Astrabadi grinned toothily under his mustache. “I am not Russian. There was a time when my ancestors came westward over the steppes and ruled all the Russias. Now Russians rule us as part of the Soviet empire…but that will not last forever. I am called Russian only because I was born in Tyuratam. I am Kazakh, or Cossack, by blood, but I have taken a Commonwealth name.”
“Omer’s one of the Soviet cosmonau
ts who defected to us,” Alichin added.
“Ali, you’re acting like a Russian. You confuse history to suit yourself. I defected to Gran Bahia and then came here,” Astrabadi reminded him. “I will like flying with you, Sandy. It is good to fly without stupid politics in the way.”
The police showed up to study, photograph, and remove the body of the gunman who was, according to his tattoo, a citizen of the Ilkan Empire located on the northern borders of the Commonwealth. The police asked questions of us and others on the platform and otherwise conducted police activities in connection with the disturbance. I had to produce my passport for a quick inspection, but they merely noted I wasn’t a Commonwealth citizen.

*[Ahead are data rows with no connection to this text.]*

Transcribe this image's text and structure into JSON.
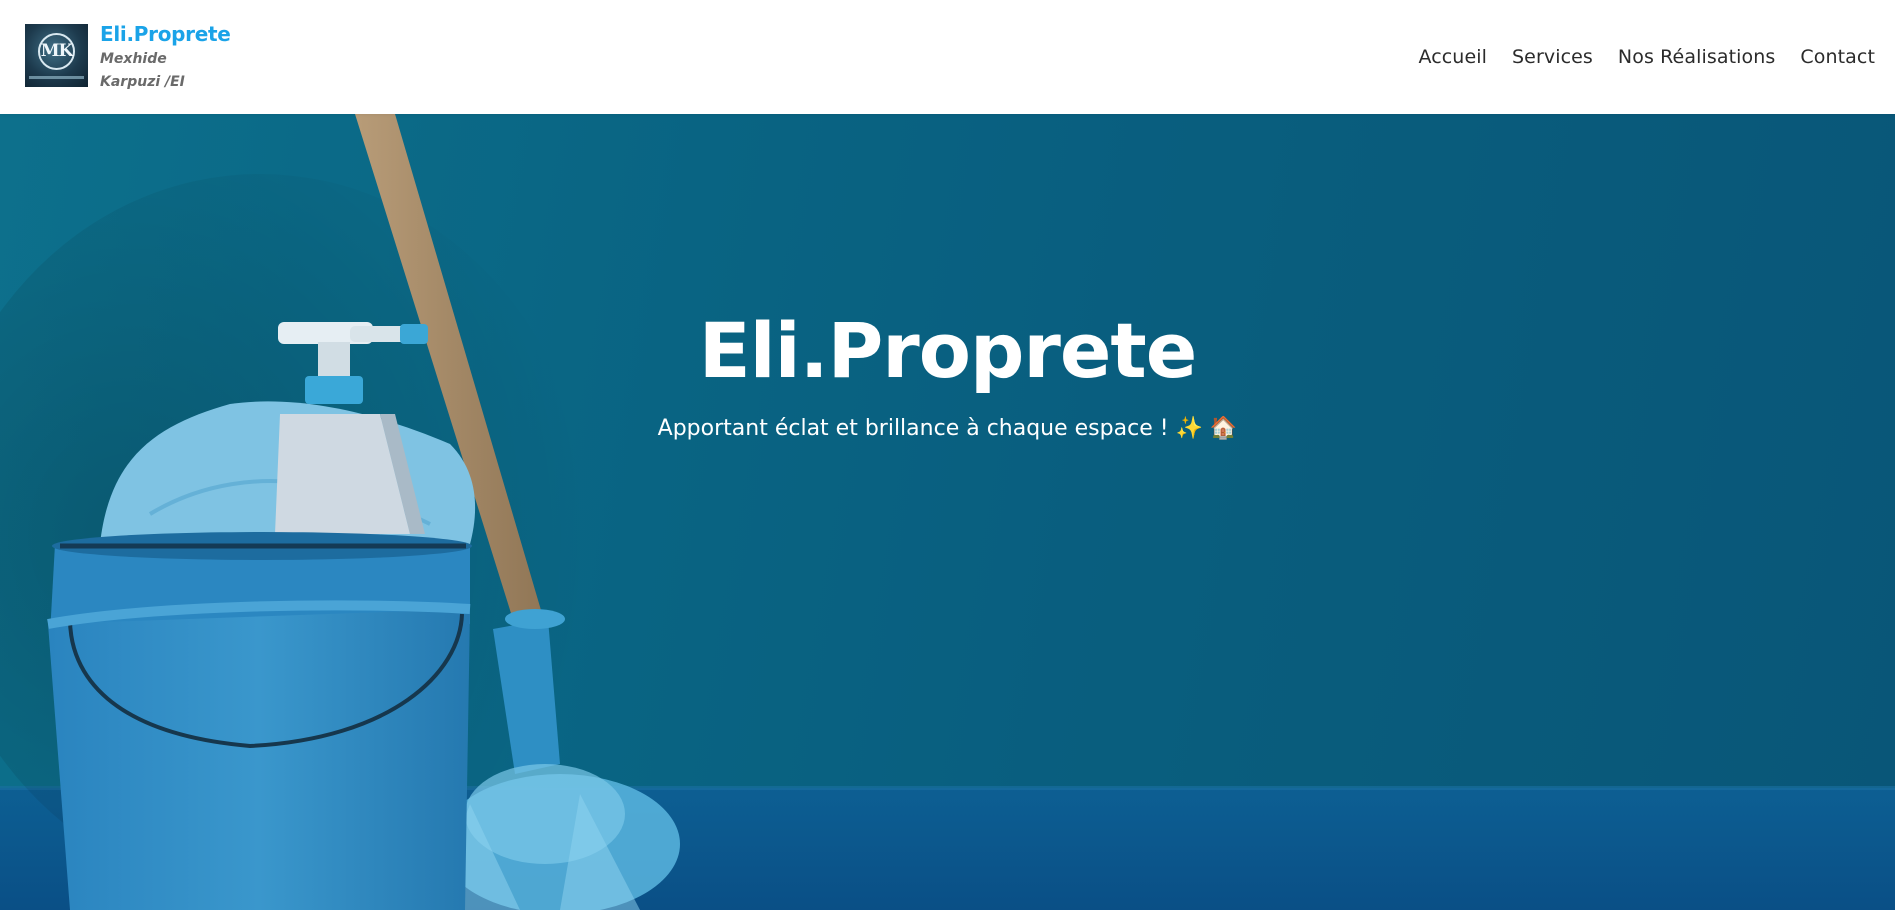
{
  "brand": {
    "name": "Eli.Proprete",
    "subtitle": "Mexhide Karpuzi /EI",
    "logo_text": "MK"
  },
  "nav": {
    "items": [
      {
        "label": "Accueil"
      },
      {
        "label": "Services"
      },
      {
        "label": "Nos Réalisations"
      },
      {
        "label": "Contact"
      }
    ]
  },
  "hero": {
    "title": "Eli.Proprete",
    "subtitle": "Apportant éclat et brillance à chaque espace ! ✨ 🏠"
  },
  "colors": {
    "brand_accent": "#1aa3e8",
    "hero_background": "#0a6d8f",
    "nav_text": "#2b2b2b"
  }
}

Statements were taken on video and audio recorders. They wrapped the body in a plastic sheet and stuffed it into the trunk of a ground car. After about an hour, they finished their work and went away. It seemed to be a closed case insofar as I could determine.
“There’ll be an inquest to clear the matter for the record,” Vaivan explained.
“But Omer killed him,” I reminded her.
“Before he killed us,” Vaivan said. “There were many witnesses.”
“A police investigation is nothing more than this?”
“What more do they need? And why should we waste time and money to investigate a hired gunman who’s already dead?”
In the meantime, two trains had departed.
The Commonwealth trains run on time with great regularity. I found myself accepting with pleasure Vaivan Teaq’s invitation to board the next one with the trio.
Looking back on my first hours in the Commonwealth, they seemed filled with fortuitous circumstances that were almost improbable. But remembered later in the context of the Commonwealth culture I didn’t understand then, these almost coincidental happenings were no more accidental or lucky than other occurrences which shape our lives.
Once aboard and in the comfortable compartment, I was asked by Vaivan, “What were your plans in Topawa, Sandy?”
“Your phone robot told me the offices were closed until Monday. So I was on my way into Topawa to find a hotel and wait.”